His philosophy fully resounds with Charles Champion, head of Engineering at Airbus and patron of the diversity award: “At Airbus, we are committed to continuously building a diverse and inclusive workforce and to encouraging all forms of diversity—as so well illustrated by Professor Aloul and his work.”
Airbus Diversity Award 2015
Attracting female talent
Often underrepresented in engineering, women have become a focus of inclusion in AUS’s introductory engineering course, which now boasts 35 percent female student involvement. Senior mechanical engineering student Catrine ElSayegh has been able to watch this development from the inside. “When I began, it was a bit difficult to get integrated into such a male-orientated major,” remembers the Palestinian native. “But the more diversity there is in the group, the better the results; it’s more productive—and more creative, of course.”
Although the success of the programme is known locally, its impact did not begin to receive international attention until the diversity award. “When you have recognition coming from the GEDC and Airbus, this is also another big boost, and others find it easier to trust you,” says Aloul. “This reward has given us credibility, and we’re proud of that.”
If the top management doesn´t endorse diversity, it will take a while before the company ever reaps the benefits of a diverse workplace.

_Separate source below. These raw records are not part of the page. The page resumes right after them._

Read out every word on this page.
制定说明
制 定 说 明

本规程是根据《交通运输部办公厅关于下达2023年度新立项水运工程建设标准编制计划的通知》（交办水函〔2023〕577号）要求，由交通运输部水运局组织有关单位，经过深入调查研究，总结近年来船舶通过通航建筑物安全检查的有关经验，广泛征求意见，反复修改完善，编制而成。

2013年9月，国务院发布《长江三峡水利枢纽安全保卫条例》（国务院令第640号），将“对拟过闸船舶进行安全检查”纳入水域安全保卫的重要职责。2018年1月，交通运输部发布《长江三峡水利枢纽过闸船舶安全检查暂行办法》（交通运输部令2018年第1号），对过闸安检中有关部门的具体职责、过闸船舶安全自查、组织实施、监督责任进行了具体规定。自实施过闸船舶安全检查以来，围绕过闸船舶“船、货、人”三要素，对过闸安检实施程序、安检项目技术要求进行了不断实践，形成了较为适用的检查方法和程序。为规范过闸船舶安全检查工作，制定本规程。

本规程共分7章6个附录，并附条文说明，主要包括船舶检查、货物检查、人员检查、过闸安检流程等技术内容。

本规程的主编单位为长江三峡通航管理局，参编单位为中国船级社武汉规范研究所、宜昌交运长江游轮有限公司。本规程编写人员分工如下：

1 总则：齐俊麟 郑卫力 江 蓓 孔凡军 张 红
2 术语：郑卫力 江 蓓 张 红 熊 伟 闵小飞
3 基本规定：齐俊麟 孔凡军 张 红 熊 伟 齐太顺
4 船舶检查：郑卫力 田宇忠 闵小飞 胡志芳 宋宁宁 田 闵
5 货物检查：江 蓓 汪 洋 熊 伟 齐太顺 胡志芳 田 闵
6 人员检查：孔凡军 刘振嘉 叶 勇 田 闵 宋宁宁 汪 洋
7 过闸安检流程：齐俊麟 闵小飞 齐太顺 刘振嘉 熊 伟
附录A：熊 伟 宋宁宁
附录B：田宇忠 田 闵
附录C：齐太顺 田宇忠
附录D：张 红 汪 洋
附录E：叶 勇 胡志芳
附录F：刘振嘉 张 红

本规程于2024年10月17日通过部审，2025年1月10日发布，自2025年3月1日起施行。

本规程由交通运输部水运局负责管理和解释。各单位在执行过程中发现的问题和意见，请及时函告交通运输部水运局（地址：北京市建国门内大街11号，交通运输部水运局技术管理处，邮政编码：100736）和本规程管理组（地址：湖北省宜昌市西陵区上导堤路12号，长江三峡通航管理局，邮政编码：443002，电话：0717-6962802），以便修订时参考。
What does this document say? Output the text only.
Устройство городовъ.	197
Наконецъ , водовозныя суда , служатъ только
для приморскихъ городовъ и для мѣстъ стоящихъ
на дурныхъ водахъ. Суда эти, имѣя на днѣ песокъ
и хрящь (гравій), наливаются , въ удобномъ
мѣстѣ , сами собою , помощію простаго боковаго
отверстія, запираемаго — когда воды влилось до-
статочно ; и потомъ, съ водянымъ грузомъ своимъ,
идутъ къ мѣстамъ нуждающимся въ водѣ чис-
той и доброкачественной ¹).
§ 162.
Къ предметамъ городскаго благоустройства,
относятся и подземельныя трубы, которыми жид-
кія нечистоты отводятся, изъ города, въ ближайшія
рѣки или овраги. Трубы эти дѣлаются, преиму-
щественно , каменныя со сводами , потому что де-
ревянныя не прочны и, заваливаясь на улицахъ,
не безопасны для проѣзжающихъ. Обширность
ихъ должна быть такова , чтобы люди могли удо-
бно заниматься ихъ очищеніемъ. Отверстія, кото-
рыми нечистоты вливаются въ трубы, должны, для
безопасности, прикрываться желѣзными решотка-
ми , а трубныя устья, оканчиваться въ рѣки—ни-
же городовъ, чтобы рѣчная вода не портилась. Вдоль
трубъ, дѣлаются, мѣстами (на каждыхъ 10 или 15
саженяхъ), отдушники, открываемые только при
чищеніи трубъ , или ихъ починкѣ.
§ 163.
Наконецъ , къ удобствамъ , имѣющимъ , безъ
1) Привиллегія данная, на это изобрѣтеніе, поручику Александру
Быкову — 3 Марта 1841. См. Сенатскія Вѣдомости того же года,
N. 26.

With this boost in international credibility, Aloul is exploring ways to build upon the success of diversity in the course. He has already begun to formulate a training programme for professors and universities to improve their approach to diversity on an institutional level. “Many companies today are facing a situation where their workforce is composed of employees coming solely from a specific gender or background,” he says. “Where do you begin?”
For Aloul, it all starts with upper management: “If the top management doesn’t endorse diversity, it will take a while before the company ever reaps the benefits of a diverse workplace.” As students like his continue to enter the workforce, however, some executive boards may indeed find themselves heading back to school for a refresher course on diversity.